Le tenancier, au bout d’un moment, se montra.

— Combien vaut mon mobilier ? lui demanda Dick à brûle-pourpoint.

— Il me serait difficile de vous le dire, monsieur. Il y a d’assez jolies choses ; mais d’autres sont bien usées.

— Je suis assuré pour deux cent soixante-dix livres.

— Oh ! les polices d’assurance ne signifient pas grand-chose. Pour moi, je...

— Au diable vos lenteurs ! je vous pose une question précise : répondez nettement. Il me semble que vous avez gagné sur moi et sur vos autres locataires, puisque vous parliez l’autre jour de vous retirer.

— Cinquante livres, répondit M. Beeton.

— Le double ! ou je brise la moitié de mes meubles et je brûle le reste.

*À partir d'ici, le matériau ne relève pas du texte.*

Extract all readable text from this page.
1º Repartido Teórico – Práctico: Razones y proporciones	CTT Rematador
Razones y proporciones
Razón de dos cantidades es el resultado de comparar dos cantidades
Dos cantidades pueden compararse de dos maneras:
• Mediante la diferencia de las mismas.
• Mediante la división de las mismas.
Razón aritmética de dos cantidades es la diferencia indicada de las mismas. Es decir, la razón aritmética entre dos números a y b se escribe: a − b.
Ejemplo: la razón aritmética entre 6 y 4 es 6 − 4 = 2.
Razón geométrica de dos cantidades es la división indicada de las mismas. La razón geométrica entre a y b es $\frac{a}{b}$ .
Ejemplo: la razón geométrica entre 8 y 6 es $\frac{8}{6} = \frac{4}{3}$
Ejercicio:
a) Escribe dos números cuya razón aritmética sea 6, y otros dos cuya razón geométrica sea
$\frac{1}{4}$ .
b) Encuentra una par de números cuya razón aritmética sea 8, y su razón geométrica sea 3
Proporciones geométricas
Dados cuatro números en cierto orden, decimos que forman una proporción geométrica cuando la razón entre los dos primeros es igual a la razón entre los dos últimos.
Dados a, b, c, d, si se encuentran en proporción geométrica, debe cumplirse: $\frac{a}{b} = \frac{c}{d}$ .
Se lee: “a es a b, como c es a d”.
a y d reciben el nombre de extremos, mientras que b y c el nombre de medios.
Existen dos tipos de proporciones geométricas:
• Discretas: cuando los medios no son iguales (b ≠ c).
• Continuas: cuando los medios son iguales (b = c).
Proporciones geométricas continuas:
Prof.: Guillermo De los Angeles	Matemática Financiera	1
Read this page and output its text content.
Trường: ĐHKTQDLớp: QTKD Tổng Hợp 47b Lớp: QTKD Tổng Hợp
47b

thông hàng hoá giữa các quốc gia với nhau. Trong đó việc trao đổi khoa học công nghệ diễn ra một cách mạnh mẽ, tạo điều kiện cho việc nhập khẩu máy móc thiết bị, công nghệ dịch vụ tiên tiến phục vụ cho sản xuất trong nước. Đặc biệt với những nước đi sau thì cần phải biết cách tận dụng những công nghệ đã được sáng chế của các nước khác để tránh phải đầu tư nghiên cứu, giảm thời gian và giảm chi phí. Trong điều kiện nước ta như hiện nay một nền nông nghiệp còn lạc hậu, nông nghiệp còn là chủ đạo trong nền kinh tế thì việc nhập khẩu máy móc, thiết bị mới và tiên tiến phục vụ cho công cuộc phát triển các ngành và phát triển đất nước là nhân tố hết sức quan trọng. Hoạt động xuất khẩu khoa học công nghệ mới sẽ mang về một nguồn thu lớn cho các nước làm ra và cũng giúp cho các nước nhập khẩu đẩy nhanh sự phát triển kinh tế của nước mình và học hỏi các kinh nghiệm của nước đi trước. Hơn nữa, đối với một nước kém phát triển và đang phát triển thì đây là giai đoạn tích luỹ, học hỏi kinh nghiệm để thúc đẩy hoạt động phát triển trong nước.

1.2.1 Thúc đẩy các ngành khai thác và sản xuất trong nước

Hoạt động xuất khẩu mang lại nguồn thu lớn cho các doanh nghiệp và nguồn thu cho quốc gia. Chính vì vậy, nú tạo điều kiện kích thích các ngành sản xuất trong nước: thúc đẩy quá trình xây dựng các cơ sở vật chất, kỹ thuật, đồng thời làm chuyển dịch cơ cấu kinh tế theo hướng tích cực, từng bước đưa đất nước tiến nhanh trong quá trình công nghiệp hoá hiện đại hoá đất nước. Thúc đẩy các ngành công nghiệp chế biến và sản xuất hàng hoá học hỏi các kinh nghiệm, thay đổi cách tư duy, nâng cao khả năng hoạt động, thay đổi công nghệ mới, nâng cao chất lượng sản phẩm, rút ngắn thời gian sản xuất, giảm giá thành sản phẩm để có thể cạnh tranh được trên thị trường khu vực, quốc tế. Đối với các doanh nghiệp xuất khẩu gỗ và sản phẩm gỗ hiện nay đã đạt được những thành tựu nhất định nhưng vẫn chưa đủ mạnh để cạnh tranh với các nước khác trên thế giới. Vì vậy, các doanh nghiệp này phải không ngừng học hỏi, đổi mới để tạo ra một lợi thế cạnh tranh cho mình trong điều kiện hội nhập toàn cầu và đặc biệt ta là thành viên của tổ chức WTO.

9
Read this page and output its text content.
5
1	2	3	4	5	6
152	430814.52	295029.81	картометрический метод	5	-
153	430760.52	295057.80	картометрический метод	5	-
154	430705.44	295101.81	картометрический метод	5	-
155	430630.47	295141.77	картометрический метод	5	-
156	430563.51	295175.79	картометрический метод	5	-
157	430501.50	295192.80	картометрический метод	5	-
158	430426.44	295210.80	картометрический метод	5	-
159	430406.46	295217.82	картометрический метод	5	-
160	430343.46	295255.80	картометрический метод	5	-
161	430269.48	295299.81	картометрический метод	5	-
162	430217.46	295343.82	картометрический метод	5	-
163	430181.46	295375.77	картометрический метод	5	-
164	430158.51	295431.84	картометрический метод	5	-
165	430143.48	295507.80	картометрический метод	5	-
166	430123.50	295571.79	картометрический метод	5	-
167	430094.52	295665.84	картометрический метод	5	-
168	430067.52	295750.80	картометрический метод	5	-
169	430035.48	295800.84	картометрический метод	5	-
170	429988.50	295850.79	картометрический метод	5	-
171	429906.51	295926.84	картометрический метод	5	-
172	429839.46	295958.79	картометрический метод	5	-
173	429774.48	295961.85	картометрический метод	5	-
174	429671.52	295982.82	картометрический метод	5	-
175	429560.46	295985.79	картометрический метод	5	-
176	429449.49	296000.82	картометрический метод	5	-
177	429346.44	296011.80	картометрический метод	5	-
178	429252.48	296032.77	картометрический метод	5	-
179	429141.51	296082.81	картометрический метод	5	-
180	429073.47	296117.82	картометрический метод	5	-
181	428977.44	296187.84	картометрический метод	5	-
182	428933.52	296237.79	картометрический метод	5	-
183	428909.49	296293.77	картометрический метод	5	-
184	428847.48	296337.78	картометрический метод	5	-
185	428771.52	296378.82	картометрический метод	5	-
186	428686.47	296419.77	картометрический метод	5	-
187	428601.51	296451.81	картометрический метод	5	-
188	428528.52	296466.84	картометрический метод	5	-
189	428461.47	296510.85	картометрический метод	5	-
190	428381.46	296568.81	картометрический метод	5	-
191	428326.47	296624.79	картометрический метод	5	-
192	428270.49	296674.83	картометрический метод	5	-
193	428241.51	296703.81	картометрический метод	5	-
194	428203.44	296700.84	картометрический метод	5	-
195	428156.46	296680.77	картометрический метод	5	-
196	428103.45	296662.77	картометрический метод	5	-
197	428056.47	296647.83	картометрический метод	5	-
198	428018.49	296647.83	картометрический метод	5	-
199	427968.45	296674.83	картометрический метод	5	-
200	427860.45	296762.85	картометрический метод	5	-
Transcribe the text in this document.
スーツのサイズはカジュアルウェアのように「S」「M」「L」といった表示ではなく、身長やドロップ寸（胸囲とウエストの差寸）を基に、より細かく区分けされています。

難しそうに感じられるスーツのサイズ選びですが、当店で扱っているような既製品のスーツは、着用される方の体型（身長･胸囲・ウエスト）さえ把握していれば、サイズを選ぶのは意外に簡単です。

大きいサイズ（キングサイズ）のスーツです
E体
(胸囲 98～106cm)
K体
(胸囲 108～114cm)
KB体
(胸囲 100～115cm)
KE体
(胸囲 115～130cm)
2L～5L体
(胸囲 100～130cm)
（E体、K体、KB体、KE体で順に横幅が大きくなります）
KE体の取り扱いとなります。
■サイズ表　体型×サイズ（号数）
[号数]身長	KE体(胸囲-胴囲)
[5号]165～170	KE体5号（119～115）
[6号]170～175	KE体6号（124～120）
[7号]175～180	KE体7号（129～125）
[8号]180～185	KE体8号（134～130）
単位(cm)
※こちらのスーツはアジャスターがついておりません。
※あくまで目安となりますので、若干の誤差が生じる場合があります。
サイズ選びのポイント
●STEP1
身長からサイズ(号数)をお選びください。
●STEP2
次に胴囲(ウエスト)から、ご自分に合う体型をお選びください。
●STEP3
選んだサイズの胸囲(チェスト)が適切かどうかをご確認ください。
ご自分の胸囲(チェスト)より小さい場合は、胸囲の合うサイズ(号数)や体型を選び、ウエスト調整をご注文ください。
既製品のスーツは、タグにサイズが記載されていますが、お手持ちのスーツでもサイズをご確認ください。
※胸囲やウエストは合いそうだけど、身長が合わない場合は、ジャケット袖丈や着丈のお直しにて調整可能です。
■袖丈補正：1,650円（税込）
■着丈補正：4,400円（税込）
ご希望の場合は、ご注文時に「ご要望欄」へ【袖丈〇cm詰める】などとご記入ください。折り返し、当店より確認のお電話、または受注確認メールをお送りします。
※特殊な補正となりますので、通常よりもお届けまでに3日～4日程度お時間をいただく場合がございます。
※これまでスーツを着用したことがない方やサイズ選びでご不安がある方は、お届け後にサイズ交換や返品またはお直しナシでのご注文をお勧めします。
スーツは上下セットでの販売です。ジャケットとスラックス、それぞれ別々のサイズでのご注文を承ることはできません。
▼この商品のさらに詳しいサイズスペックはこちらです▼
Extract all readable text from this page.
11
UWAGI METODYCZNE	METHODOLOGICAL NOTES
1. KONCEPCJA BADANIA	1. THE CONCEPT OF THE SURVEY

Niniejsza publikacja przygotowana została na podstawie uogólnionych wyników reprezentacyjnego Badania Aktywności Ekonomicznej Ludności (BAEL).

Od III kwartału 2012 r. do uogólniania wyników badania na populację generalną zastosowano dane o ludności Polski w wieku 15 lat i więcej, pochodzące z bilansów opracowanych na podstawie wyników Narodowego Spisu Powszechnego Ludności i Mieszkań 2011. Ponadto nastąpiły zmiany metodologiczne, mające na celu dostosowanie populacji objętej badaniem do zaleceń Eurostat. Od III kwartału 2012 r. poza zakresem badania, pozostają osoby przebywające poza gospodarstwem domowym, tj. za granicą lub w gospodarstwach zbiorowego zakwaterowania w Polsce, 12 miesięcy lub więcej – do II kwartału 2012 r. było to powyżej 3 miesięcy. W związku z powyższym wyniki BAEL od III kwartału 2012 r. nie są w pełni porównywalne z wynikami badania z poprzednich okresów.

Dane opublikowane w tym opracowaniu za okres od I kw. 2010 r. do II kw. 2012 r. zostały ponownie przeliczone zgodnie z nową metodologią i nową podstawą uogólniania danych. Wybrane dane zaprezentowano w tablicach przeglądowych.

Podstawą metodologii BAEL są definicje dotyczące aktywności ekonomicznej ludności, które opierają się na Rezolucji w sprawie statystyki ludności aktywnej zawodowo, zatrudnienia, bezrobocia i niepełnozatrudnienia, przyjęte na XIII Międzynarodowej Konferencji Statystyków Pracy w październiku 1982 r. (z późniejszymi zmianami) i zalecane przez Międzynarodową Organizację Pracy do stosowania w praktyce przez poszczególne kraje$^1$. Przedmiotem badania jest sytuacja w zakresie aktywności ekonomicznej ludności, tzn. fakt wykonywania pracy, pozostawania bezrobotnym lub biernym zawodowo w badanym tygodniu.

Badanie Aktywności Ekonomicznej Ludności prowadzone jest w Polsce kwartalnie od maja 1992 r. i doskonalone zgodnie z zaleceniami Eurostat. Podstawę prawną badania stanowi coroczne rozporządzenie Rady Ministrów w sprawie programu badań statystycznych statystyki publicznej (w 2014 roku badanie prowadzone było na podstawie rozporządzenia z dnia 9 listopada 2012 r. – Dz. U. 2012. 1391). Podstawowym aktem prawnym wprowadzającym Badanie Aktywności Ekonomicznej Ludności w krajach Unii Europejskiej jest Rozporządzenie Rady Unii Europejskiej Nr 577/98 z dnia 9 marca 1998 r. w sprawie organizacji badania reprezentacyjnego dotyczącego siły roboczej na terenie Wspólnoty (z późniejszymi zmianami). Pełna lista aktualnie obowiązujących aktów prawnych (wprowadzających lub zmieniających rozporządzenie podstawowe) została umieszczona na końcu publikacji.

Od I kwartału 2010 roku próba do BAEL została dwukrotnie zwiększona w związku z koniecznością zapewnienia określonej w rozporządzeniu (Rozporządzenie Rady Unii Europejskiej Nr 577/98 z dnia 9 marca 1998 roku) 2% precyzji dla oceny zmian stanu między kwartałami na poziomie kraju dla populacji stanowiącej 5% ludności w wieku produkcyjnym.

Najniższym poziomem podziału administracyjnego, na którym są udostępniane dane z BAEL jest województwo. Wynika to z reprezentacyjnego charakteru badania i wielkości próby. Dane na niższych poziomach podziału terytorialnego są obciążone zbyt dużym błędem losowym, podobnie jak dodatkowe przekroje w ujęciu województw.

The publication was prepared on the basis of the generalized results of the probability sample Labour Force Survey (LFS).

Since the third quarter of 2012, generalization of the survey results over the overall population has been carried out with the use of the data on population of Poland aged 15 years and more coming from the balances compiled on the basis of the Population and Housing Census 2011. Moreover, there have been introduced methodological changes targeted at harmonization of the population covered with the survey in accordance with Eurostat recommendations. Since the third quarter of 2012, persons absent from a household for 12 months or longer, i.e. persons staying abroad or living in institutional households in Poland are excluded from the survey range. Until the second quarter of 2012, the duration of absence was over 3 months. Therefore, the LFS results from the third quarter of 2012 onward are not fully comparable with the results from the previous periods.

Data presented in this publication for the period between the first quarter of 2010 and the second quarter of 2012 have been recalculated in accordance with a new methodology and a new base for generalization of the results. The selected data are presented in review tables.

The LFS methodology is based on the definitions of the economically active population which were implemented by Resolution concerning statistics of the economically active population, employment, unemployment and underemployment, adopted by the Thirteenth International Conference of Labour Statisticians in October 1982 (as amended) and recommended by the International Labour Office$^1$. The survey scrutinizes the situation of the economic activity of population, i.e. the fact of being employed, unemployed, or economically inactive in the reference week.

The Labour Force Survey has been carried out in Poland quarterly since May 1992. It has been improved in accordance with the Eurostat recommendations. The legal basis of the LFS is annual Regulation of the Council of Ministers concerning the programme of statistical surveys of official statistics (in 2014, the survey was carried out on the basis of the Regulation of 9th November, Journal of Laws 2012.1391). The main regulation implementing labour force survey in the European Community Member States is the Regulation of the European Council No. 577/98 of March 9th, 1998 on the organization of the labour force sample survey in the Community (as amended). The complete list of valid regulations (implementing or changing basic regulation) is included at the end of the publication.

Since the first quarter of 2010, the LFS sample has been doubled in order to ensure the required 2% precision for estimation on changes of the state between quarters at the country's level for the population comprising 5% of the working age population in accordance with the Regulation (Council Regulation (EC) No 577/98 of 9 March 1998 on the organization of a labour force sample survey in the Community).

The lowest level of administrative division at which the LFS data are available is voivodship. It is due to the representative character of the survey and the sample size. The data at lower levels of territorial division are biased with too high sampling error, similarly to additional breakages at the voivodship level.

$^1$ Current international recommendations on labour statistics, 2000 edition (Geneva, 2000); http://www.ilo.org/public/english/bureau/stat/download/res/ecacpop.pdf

Il se dirigea vers une bibliothèque tournante où s’empilaient des albums de dessin et arracha une des colonnettes d’acajou.

— Oh ! c’est un péché, monsieur, s’écria l’hôtelier scandalisé.

— C’est mon bien, il me semble. Cent livres, ou je continue.

— Cent, soit !... Il m’en coûtera au moins trois shillings six pence pour faire réparer ce montant.

— Il fallait vous décider plus tôt ! Arrangez-vous pour me payer demain et veillez à ce que mes effets soient emballés dans ma petite malle brune. Je pars.

— Mais le terme d’avance ?

— Je vous le paierai. Occupez-vous de mon bagage, et fichez-moi la paix.

M. Beeton s’entretint de ce départ subit avec son honorable moitié, dont l’avis fut que Bessie devait être cause de tout.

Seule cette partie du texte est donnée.